Cash's outlaw ballad gives this pairing its narrative coherence: the crime and the consequence, back to back. Lopes along in a dark minor-key groove, each verse a step further down a road that only goes one direction. A blues in the oldest sense — not self-pity, but a clear-eyed accounting of how a man gets from here to gone.

09
Lovesick

The opening track from Time Out of Mind — one of the most haunted things Dylan ever recorded. Spare and spectral, a slow drag through a minor-key landscape that feels like a deserted street at three in the morning. Unadorned and devastating. Requires restraint bordering on discipline — this song needs air and darkness in equal measure.

10
Things Have Changed

Written for Wonder Boys — dark, sardonic, utterly alive. Where Lovesick is haunted, Things Have Changed is armored. A swaggering, slightly bent rocker with a lyric that piles up images of a world gone sideways with the detachment of someone who has already made their peace.

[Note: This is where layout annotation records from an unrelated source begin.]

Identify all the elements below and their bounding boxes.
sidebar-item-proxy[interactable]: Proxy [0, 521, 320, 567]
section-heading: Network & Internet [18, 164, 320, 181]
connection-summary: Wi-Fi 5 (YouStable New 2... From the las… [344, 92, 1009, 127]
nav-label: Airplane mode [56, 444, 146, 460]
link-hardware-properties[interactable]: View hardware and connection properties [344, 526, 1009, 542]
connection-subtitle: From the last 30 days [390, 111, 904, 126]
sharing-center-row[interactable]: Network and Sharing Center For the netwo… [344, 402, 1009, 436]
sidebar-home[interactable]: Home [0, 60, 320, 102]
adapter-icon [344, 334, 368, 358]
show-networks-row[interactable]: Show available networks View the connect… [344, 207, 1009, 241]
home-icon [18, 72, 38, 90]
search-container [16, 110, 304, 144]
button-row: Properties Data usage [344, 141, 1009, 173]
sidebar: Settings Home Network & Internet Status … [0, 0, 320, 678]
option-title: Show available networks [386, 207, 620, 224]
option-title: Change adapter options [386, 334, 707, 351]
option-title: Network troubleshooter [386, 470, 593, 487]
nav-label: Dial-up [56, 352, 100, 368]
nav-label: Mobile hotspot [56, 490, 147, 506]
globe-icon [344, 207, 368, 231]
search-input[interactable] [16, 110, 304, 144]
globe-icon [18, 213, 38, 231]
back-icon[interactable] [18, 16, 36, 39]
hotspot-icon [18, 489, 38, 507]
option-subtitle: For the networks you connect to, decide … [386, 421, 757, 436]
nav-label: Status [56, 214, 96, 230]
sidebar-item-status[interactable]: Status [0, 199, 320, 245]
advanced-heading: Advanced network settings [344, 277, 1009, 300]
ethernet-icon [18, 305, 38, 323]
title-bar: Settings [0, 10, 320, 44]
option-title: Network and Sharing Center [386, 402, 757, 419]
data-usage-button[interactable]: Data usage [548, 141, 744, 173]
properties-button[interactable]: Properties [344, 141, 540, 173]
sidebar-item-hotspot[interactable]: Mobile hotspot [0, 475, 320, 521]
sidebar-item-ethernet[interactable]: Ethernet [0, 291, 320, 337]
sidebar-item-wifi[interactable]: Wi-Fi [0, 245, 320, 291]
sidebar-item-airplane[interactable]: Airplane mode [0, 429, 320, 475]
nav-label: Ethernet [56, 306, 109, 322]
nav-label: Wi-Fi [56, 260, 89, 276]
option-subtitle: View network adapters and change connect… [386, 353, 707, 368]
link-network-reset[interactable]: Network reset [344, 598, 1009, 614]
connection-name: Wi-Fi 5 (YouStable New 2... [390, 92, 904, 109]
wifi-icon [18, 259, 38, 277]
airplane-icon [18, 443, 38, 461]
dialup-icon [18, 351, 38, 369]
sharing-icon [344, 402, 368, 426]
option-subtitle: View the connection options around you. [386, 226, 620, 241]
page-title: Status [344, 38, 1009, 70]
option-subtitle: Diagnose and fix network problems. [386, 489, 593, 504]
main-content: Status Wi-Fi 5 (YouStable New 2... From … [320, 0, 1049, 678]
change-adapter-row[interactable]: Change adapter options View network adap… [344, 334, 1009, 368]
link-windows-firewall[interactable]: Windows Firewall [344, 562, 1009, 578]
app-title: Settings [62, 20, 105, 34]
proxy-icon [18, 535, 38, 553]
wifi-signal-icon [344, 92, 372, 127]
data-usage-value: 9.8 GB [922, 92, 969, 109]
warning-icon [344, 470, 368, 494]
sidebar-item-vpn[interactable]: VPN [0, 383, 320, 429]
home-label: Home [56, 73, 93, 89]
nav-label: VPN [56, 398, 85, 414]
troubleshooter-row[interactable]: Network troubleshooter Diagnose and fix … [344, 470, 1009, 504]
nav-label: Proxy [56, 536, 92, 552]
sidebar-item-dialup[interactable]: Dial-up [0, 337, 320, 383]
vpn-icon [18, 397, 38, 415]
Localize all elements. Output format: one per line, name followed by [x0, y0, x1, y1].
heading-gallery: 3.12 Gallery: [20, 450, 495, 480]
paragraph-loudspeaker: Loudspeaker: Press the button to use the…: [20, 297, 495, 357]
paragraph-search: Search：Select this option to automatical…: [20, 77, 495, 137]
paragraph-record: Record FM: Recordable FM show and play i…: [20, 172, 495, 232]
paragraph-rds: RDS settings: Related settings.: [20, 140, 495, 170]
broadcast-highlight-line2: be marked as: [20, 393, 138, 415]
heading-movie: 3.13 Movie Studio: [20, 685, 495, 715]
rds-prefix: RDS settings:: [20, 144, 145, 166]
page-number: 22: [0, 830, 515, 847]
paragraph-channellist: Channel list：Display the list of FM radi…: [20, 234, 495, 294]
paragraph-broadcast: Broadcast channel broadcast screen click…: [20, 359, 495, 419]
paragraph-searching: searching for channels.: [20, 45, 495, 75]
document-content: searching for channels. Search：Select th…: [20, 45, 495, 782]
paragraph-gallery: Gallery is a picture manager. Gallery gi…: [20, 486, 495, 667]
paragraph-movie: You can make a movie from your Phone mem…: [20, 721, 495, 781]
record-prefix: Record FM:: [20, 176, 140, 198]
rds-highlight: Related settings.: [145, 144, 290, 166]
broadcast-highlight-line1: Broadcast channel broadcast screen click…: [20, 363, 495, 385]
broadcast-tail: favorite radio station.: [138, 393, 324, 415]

Heartbreak turned inward, then turned into armor.

11
Tomorrow Never Knows

The Beatles' psychedelic landmark — Lennon's words over Ringo's hypnotic one-chord drone. One of the few songs that genuinely sounds like a new world being opened up. The lyric draws from the Tibetan Book of the Dead. The philosophical kinship between Lennon and Dylan makes this inclusion feel completely natural.

12
Billy Maze Stashbox Original

The closer — a Stashbox original crashing funk, rap, and hard rock together. The groove is thick and percussive, the rhythm section locks deep, and just when the pocket gets comfortable the guitars detonate and everything shifts gear. The rap cuts through the low-end with precision. This band doesn't end shows by fading out — they end them by reminding you what they're capable of when the leash comes off.